Kleiner Tipp, da etwas versteckt:
http://www.mtb-news.de/news/2015/08/26/eurobike-2015-alutech-icb2-0-praesentation/

@nuts keine Ahnung ob du da der richtige Ansprechpartner bist, aber gibt es einen Grund, warum gerade der Artikel der die Bestellmodalitäten enthält im News-Bereich nicht unter ICB 2.0 verlinkt ist?


----------



## Plumpssack (15. Oktober 2015)

Ich finde ohnehin ein nicht zu übersehender Hinweis auf die crowd.bike Seite auf der mtb-news Startseite wäre sinnvoll, überm  FDW oderso..


----------



## SebT-Rex (15. Oktober 2015)

Nachdem ich heute morgen während meiner ICE Fahrt mit NUS und Thomas Skype vollgeschrieben habe, jetzt mal der aktuelle Stand hier im Forum:
Wir werden raw,Titan, Grün und Blau anbieten. Grün und Blau werden produziert, wenn sich in der ersten Woche des 14tägigen Bestellfensters mindestens 50 Käufer finden. Sollte eine Farbe keine 50 Käufer finden, wird die Farbe storniert, der Käufer informiert und er kann dann innerhalb der verbleibenden 7 Tage auf eine der anderen Farben wechseln.
Es wird zwei Optionen geben: 75% Anzahlung mit FOX FloatX, 50% Anzahlung mit Rock Shox Monarch.
Ich bin ab morgen in Taiwan und setze mich dort mit den Produzenten zusammen. Das neue Design ist der Hammer, wird aber sicherlich auch zum Anlass genommen, den Rahmenpreis hochzutreiben. Wir möchten unsere VKs gerne halten, ob mir das gelingt, erfahrt ihr Anfang nächster Woche!
Cheerio und danke für Geduld, Mitarbeit, Diskussionskultur, das Ding wird der Knaller!
Basti


----------



## Plumpssack (15. Oktober 2015)

ich brauche einen grünen Rahmen mit unbehandelter Verlängerung, die dann rot eloxiert wird um mit einer roten Mattoc und Onza Skinwall Reifen aufgebaut zu werden, das wäre der Hammer


----------



## SebT-Rex (15. Oktober 2015)

Plumpssack schrieb:


> ich brauche einen grünen Rahmen mit unbehandelter Verlängerung, die dann rot eloxiert wird um mit einer roten Mattoc und Onza Skinwall Reifen aufgebaut zu werden, das wäre der Hammer


ja genau so haben wir das bespochen


----------



## Plumpssack (15. Oktober 2015)




----------



## scottfreakx (15. Oktober 2015)

welche rahmen bekommen dann die poliert/gestrahlte optik? auch das raw?


----------



## trailjo (15. Oktober 2015)

scottfreakx schrieb:


> welche rahmen bekommen dann die poliert/gestrahlte optik? auch das raw?
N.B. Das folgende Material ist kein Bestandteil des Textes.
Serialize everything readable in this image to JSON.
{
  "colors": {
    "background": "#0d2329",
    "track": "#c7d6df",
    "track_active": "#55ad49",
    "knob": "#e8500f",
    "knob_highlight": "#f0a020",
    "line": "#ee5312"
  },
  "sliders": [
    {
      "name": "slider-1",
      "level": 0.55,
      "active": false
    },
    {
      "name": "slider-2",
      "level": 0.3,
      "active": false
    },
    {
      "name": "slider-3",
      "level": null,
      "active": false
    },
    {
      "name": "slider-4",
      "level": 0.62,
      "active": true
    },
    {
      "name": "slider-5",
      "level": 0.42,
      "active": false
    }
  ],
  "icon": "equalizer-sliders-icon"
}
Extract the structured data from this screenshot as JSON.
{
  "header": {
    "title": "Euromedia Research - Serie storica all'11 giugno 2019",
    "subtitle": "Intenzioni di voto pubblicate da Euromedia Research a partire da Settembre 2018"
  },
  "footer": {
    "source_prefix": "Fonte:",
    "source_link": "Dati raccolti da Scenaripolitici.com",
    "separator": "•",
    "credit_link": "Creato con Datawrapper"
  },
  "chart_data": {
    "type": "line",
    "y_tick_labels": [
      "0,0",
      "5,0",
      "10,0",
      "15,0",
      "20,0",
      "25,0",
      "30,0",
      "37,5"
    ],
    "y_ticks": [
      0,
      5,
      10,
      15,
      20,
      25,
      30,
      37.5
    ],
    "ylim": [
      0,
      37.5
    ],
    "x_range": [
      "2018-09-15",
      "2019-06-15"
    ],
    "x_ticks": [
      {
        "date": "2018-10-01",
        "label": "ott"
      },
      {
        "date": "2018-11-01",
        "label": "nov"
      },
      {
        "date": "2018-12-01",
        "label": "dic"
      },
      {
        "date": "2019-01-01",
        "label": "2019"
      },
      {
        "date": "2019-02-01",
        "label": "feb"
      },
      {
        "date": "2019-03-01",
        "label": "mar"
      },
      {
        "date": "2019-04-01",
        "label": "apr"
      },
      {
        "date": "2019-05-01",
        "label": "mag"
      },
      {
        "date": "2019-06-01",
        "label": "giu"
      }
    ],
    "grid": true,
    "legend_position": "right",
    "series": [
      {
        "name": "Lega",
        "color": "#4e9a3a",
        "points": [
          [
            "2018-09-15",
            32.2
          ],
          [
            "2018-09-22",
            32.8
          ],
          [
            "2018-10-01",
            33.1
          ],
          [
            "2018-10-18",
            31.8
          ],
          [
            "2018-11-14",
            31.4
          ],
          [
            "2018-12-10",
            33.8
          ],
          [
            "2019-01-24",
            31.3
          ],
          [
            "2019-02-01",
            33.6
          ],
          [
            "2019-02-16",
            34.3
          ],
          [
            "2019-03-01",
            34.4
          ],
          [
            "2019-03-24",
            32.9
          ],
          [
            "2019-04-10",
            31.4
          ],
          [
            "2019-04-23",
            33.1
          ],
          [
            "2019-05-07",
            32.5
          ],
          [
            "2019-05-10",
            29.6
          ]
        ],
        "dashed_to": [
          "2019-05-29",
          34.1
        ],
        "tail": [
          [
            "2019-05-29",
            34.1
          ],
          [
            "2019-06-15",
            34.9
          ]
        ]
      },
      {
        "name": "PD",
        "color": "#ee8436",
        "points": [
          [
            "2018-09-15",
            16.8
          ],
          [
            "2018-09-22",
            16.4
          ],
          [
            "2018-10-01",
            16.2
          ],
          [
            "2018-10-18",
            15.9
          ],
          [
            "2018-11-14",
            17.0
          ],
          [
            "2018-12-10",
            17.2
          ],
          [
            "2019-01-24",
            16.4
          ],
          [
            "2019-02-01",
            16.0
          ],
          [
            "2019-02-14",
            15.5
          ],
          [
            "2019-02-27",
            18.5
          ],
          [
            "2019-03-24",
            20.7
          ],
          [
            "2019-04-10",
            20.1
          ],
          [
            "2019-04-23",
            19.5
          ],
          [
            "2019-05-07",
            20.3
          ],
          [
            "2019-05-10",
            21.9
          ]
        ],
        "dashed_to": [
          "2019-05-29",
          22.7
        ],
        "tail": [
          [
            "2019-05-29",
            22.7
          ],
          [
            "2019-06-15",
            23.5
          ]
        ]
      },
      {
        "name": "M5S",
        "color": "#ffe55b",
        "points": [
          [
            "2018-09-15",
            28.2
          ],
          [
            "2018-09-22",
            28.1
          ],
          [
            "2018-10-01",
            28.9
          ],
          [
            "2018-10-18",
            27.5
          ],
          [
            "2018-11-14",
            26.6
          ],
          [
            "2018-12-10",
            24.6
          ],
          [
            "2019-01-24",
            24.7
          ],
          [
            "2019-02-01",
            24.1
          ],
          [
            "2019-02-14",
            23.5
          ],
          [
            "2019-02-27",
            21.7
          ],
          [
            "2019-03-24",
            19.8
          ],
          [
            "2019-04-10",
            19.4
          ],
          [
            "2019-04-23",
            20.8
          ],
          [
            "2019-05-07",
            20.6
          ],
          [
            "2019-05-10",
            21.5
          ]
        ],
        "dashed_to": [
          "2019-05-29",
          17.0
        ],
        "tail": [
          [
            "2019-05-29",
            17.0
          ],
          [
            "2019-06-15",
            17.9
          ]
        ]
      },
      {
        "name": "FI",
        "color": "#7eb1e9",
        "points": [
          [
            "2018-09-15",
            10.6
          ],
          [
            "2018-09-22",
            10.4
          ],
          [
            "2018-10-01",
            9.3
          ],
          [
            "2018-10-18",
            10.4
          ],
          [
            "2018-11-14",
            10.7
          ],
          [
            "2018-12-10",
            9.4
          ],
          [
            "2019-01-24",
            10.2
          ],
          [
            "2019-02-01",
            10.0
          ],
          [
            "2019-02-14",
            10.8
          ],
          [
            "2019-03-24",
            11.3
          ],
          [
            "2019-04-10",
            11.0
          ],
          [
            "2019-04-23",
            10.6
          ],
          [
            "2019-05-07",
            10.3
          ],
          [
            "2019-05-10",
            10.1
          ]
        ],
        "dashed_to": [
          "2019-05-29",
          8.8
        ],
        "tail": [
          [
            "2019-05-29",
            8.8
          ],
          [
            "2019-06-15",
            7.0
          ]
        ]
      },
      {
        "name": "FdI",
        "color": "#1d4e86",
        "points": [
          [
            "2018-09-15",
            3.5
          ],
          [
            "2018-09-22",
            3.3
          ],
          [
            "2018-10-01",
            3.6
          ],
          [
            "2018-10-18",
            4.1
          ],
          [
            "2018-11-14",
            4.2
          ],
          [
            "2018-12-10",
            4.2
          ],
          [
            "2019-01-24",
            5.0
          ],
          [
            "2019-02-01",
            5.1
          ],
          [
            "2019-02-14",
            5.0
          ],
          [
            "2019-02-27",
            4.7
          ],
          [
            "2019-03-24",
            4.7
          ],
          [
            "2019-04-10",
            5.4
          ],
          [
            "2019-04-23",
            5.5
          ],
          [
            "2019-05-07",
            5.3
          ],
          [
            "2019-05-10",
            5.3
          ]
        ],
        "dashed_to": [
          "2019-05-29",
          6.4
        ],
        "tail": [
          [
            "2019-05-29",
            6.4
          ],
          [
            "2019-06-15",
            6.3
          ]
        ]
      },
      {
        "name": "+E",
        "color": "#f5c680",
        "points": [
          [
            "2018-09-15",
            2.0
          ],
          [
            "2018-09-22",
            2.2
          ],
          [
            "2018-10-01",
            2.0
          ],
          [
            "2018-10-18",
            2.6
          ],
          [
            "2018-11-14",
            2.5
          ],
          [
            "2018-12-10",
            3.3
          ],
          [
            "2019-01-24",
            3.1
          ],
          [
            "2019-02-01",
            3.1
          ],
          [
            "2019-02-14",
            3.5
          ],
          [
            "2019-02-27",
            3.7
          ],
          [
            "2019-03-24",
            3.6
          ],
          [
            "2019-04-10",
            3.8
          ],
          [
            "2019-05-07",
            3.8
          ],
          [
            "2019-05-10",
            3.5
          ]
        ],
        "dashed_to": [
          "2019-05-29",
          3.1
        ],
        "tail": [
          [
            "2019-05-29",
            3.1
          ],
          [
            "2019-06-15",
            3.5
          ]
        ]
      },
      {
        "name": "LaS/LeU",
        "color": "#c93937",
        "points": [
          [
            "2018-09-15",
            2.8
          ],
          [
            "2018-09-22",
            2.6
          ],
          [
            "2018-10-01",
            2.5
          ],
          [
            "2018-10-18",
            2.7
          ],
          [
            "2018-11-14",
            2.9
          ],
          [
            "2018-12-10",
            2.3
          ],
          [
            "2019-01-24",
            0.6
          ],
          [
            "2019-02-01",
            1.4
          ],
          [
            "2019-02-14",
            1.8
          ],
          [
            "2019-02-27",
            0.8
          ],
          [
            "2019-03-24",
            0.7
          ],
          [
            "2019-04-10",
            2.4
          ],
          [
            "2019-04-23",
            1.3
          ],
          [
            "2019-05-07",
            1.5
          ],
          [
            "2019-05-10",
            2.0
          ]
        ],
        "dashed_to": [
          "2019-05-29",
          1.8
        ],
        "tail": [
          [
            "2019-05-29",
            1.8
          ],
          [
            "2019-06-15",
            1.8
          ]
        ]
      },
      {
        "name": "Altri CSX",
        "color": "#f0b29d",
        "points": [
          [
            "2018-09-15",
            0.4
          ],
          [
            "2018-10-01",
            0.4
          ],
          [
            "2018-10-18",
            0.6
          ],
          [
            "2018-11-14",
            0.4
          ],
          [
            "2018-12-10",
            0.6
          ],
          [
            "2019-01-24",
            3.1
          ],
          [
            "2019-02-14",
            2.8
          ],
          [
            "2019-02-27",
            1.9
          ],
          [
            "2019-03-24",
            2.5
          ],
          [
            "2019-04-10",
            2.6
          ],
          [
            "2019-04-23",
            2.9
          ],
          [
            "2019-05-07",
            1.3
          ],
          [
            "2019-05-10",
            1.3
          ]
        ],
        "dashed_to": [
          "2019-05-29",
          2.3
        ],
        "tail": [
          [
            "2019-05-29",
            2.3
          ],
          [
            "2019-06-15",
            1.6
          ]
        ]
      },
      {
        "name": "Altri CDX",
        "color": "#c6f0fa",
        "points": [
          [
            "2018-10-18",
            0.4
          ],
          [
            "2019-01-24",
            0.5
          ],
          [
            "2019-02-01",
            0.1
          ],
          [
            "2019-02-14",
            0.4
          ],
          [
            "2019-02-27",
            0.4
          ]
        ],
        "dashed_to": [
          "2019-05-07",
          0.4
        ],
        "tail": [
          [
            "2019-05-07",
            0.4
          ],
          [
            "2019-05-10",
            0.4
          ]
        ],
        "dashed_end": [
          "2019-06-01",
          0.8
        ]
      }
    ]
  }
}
Dann wäre es ja nicht mehr Raw!


----------



## scottfreakx (15. Oktober 2015)

ich fänds cool, de kontrast an sich finde ich nämlich recht geil, nur die Farben sagen ja mir nicht zu 100% zu..mir fehlt zb schwarz..auf diesem weg könnte sich dann jeder easy die Farbe selbst raussuchen


----------



## MTB-News.de




----------



## Lt.AnimalMother (15. Oktober 2015)

Macht aber null Sinn. Alutech stellt uns einen Rahmen zur Verfügung der dazu gedacht ist dass man sich dran austoben kann. Und dann sollen sie Kohle fürs Strahlen und Polieren ausgeben damit das von den meisten unter Pulver versenkt oder von Raw-Puristen mit Stahlwolle wieder raus gebürstet wird?


----------



## scottfreakx (15. Oktober 2015)

joa ist natürlich ein argument..also zwei raw versionen ..eine echt raw und eine semi mit der strukturbehandlung  ne schmarrn, mir ist klar dass das leider zu viel aufwand wäre..
wie wird das mit der oberflächenstruktur gemacht? ne folie mit entsprechendem loch geplottet und aufgeklebt oder wie? iwer erfahrungen in der richtung?


----------



## Kharne (15. Oktober 2015)

Nochmal für Blöde:
Grün und blau nur für Vorbesteller und nur wenn >= 50 bestellt werden? Oder Grün und blau in Serie, wenn >=50 vorbestellt werden?


----------



## Plumpssack (15. Oktober 2015)

grün und blau für Vorbesteller nur wenn jeweils 50 vorbestellt werden

der Newsarrikel ist auch geupdated da stehts genau drin

edit: jetzt steht im Newsartikel grün gibts auf jedenfall..


----------



## Joerg80 (15. Oktober 2015)

supurb-bicycles schrieb:


> Nachdem ich heute morgen während meiner ICE Fahrt mit NUS und Thomas Skype vollgeschrieben habe, jetzt mal der aktuelle Stand hier im Forum:
> Wir werden raw,Titan, Grün und Blau anbieten. Grün und Blau werden produziert, wenn sich in der ersten Woche des 14tägigen Bestellfensters mindestens 50 Käufer finden. Sollte eine Farbe keine 50 Käufer finden, wird die Farbe storniert, der Käufer informiert und er kann dann innerhalb der verbleibenden 7 Tage auf eine der anderen Farben wechseln.
> Es wird zwei Optionen geben: 75% Anzahlung mit FOX FloatX, 50% Anzahlung mit Rock Shox Monarch.
> Ich bin ab morgen in Taiwan und setze mich dort mit den Produzenten zusammen. Das neue Design ist der Hammer, wird aber sicherlich auch zum Anlass genommen, den Rahmenpreis hochzutreiben. Wir möchten unsere VKs gerne halten, ob mir das gelingt, erfahrt ihr Anfang nächster Woche!
> ...



Viel Erfolg beim Verhandeln


----------



## bansaiman (16. Oktober 2015)

Und wann geht's ordern los? 
Find auf der alutech hp nichts und in dem verlinkten Artikel der Messe mit den rahmenpreisen ist auch nichts


----------



## Lt.AnimalMother (16. Oktober 2015)

Demnächst, ich denke wenn Basti aus Taiwan wieder da ist und die Kosten final kalkulieren kann. Macht ja irgendwie keinen Sinn jetzt die Vororder starten zu lassen um dann vom Produzenten zu erfahren dass die Dinger mit der gewünschten Oberflächenbehandlung deutlich teurer werden. Polieren, abkleben, strahlen, demaskieren und eloxieren dürfte wohl ziemlich das teuerste sein was man so machen kann...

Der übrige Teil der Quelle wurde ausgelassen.